My husband and I were both raised in Pennsylvania, in the cities of York and Pittsburgh, respectively. These places shaped our earliest memories, social connections, and educational opportunities, as well as our parents’ jobs and the resources available to help provide for us. It turns out that they also could affect our life expectancies.
In September, the Robert Wood Johnson Foundation released an interactive tool to help communities calculate life expectancy. For the first time, residents, researchers, and decision-makers can access census-level data to measure and compare how long people live in nearly every neighborhood across the country.
Pittsburgh and York are approximately 240 miles apart. The average life expectancy for the state is 78 years. However, in my home ZIP Code of 15217, life expectancy is 80 years, while average length of life in my husband’s home ZIP Code, 17401, is 73 years.
This 10% difference in expected lifespans across hundreds of miles is far from the most shocking example of place driving divergent outcomes. Life expectancies in the same city may differ drastically. In Cleveland, the average life expectancy for babies born to mothers in different neighborhoods can vary by as much as 20 years. In New Orleans, the gap is more than 25 years.
But why? What can be so different between one neighborhood and another?
Research shows that neighborhood characteristics such as housing, nutrition, education, and community safety, collectively known as the social determinants of health, can significantly influence how well and how long we live. Our health risks, choices, and outcomes are shaped by the opportunities that exist in the environments that surround us. What the data from the RWJF life expectancy estimator illustrates is that people do not have the same opportunity to be healthy where they live.
Transforming the environments we live in so that everyone can lead a healthy life requires significant public, private, and philanthropic capital to finance economic development, affordable housing, small businesses, community centers, and other elements of healthy communities.
This is why the resources, relationships, and expertise of the community investment field are essential to improving health outcomes. A broad array of stakeholders make up this field, including mission-driven investors, Community Development Financial Institutions (CDFIs), banks, community leaders, foundations, developers, and public officials. Each brings unique expertise and resources to mobilize investment capital to improve the various aspects of communities that contribute to poor health (i.e. contaminated drinking water, poor housing conditions, aging infrastructure, etc.).

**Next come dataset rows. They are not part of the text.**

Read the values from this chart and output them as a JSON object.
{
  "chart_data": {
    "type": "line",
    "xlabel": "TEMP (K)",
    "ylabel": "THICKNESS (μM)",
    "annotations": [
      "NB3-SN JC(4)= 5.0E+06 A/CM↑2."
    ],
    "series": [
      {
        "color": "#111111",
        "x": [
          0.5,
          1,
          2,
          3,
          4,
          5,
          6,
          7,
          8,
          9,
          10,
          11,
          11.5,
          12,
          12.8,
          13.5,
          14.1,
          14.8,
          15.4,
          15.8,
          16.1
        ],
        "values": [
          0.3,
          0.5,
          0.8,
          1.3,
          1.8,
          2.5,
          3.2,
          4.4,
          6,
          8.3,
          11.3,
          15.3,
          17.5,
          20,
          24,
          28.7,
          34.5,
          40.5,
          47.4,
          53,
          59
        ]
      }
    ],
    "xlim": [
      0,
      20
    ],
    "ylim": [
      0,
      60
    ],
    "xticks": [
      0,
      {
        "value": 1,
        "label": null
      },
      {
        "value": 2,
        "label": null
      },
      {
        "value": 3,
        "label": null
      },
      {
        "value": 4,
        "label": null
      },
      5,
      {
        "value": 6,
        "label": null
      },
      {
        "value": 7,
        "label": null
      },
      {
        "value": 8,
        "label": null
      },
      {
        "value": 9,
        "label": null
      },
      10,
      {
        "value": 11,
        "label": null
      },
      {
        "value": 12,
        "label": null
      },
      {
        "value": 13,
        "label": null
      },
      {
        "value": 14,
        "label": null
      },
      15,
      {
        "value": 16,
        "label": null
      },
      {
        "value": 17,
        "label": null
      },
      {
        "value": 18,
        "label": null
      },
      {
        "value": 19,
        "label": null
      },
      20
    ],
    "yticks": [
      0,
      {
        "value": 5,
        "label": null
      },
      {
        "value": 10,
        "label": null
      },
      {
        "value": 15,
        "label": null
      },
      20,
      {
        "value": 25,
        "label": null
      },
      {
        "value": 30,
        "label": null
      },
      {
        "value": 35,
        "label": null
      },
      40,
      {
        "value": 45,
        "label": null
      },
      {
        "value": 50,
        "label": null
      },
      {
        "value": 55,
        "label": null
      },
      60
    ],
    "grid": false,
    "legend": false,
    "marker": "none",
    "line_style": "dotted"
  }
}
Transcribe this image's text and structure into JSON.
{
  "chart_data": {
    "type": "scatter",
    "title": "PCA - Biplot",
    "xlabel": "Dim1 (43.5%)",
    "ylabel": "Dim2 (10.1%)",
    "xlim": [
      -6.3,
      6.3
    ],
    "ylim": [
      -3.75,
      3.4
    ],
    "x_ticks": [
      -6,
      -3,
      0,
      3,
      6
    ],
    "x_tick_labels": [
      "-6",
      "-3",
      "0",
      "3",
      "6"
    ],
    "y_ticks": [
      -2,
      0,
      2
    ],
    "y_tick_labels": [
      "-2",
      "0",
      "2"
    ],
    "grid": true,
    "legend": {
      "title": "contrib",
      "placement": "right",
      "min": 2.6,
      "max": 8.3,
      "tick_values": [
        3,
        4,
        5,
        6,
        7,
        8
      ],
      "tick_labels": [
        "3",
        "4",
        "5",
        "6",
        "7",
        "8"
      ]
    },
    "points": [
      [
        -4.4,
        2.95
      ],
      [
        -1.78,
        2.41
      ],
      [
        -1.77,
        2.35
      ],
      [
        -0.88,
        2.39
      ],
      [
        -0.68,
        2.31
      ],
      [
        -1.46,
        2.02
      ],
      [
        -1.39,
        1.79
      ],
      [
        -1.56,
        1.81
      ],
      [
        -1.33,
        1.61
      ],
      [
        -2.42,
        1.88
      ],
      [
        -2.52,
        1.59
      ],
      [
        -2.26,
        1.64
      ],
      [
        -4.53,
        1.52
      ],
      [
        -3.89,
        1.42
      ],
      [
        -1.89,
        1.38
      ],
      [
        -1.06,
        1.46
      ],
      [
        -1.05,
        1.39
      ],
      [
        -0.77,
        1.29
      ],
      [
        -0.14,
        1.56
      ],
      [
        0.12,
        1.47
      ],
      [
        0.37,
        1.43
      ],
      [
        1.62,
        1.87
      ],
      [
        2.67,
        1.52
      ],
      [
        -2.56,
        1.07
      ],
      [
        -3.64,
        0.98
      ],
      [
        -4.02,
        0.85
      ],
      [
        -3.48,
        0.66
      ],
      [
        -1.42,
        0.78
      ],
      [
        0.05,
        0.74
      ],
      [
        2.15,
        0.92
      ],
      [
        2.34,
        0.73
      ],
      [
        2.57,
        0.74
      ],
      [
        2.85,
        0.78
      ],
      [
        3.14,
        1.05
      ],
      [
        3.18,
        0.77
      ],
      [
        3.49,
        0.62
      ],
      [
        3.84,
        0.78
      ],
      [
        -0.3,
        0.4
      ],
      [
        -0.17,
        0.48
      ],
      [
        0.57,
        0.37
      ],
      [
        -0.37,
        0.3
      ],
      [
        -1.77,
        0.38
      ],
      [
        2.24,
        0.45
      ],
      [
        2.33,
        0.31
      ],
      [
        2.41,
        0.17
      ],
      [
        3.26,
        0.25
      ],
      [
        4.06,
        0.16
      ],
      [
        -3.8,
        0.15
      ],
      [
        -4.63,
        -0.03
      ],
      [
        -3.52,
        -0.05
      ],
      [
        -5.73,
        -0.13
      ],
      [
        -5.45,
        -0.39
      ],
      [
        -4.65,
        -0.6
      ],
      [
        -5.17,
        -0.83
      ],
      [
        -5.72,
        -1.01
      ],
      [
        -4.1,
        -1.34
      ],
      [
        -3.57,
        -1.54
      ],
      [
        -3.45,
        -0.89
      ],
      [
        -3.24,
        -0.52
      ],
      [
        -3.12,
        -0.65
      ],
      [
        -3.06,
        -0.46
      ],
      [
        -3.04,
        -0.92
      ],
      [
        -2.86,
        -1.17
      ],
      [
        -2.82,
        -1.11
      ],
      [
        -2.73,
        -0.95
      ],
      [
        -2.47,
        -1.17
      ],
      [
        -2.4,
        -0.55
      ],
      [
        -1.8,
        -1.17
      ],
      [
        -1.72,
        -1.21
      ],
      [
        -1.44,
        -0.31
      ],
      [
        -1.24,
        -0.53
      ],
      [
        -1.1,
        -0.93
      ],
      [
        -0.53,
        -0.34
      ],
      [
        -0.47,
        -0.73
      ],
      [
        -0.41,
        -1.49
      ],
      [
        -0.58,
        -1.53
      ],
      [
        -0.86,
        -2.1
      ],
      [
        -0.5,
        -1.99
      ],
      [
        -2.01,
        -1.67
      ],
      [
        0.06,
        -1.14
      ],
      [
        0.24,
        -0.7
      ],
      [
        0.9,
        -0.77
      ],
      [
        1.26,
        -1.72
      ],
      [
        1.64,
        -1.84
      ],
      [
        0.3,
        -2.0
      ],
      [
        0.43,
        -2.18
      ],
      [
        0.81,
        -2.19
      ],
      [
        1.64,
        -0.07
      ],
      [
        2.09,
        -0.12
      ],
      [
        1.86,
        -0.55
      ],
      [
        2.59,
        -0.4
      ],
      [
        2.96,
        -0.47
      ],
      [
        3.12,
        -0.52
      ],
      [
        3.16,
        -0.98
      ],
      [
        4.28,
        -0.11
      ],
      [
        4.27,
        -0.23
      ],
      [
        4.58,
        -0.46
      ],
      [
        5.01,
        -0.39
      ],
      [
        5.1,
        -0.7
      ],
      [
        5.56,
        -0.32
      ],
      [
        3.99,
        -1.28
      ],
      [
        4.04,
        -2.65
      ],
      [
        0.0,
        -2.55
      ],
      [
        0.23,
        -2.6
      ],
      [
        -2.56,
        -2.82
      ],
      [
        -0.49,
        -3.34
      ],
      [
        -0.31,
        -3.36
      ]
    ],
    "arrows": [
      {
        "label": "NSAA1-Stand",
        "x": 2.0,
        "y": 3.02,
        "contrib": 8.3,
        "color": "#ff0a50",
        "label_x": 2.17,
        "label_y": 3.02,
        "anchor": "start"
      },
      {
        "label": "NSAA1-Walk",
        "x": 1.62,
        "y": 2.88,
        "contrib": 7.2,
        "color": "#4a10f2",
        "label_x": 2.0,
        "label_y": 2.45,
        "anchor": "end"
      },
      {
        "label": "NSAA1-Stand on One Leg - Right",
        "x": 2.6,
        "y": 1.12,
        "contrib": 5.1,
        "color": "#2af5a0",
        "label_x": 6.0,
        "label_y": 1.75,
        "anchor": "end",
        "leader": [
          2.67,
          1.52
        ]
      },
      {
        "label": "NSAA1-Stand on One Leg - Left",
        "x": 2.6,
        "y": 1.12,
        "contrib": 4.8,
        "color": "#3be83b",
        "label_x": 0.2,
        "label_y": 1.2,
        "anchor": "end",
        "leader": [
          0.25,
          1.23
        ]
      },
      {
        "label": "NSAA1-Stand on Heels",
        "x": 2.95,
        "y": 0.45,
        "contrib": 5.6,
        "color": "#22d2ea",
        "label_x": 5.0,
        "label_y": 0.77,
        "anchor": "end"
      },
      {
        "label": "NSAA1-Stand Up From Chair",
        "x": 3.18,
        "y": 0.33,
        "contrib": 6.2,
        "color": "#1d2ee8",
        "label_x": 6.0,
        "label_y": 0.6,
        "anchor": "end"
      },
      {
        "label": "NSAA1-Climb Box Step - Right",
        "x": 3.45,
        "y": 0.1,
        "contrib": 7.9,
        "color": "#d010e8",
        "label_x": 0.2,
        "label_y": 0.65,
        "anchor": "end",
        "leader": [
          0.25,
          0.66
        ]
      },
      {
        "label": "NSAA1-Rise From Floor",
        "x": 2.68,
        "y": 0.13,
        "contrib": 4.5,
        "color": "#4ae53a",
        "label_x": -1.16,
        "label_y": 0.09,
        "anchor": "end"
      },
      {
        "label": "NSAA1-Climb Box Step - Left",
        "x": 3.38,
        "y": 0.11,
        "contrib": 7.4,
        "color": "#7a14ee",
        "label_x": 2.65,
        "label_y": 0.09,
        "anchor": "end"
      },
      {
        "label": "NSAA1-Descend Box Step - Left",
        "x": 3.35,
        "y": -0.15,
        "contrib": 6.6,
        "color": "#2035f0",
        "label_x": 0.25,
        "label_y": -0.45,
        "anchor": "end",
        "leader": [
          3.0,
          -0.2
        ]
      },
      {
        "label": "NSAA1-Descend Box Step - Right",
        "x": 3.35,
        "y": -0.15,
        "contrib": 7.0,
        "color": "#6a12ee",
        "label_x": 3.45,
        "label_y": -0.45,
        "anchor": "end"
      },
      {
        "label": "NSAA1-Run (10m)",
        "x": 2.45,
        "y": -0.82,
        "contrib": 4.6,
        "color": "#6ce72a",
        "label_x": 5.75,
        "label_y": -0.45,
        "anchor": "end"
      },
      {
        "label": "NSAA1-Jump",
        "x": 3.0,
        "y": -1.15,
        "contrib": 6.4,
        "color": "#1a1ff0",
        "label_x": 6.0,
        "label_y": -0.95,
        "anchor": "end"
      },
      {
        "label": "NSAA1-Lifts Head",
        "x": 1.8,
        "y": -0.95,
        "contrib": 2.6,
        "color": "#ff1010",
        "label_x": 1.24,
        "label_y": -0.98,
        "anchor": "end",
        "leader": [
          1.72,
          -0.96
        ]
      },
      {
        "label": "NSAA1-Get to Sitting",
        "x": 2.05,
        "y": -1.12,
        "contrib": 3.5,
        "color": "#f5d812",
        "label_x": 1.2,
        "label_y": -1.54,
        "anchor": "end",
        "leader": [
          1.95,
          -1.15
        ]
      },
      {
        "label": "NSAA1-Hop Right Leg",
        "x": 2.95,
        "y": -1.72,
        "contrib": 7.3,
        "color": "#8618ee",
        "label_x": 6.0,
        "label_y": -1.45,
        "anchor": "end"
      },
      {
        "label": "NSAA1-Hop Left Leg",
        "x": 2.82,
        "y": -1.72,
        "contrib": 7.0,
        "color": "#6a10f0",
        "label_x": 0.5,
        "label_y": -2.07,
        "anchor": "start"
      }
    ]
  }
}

For decades, the community investment field has been working to drive capital to disadvantaged communities that are not well served by mainstream markets. Their efforts help to finance many of the social determinants. For instance, Bridgeway Capital, a CDFI serving Western Pennsylvania, provides flexible financing to organizations such as Community Kitchen Pittsburgh to create jobs and increase food access in high poverty neighborhoods in Pittsburgh, which are often considered “too risky” for traditional investors.
Unfortunately, in many places, the community investment system lacks the capacity to produce the level and type of investment needed to address all the social, economic, and environmental conditions that contribute to poor health.
Increasingly, health institutions such as hospitals are exploring ways they can help improve the conditions that lead to poor health/short life expectancies by engaging in community investment. Our Accelerating Investments for Healthy Communities (AIHC) initiative, which is supporting eight health systems, focuses on affordable housing. These institutions have an array of assets—financial resources, land, and expertise—that can be harnessed to help the community investment field expand opportunities in communities. For example:
Bon Secours Richmond has invested $500,000 to support the creation of the Maggie Walker Community Land Trust, which aims to promote long-term housing affordability for residents in the East End of Richmond, Virginia. They also provided a low-interest loan of $150,000 for land acquisition.
Boston Medical Center invested $500,000 in the Healthy Neighborhoods Equity Fund, a private equity real estate fund designed to promote transit-oriented development (TOD) projects in Massachusetts, creating significant community, environmental, and health benefits.
The University of Pittsburgh Medical Center invested in Omicelo, a minority-owned real estate fund, that is focused on creating affordable housing in gentrifying neighborhoods to help residents avoid displacement.
Explore the data for yourself and see how life expectancies vary in your community. Then consider looking into how hospitals in your community might support the community investment field in addressing the root causes of poor health and improving the length and quality of lives for all people.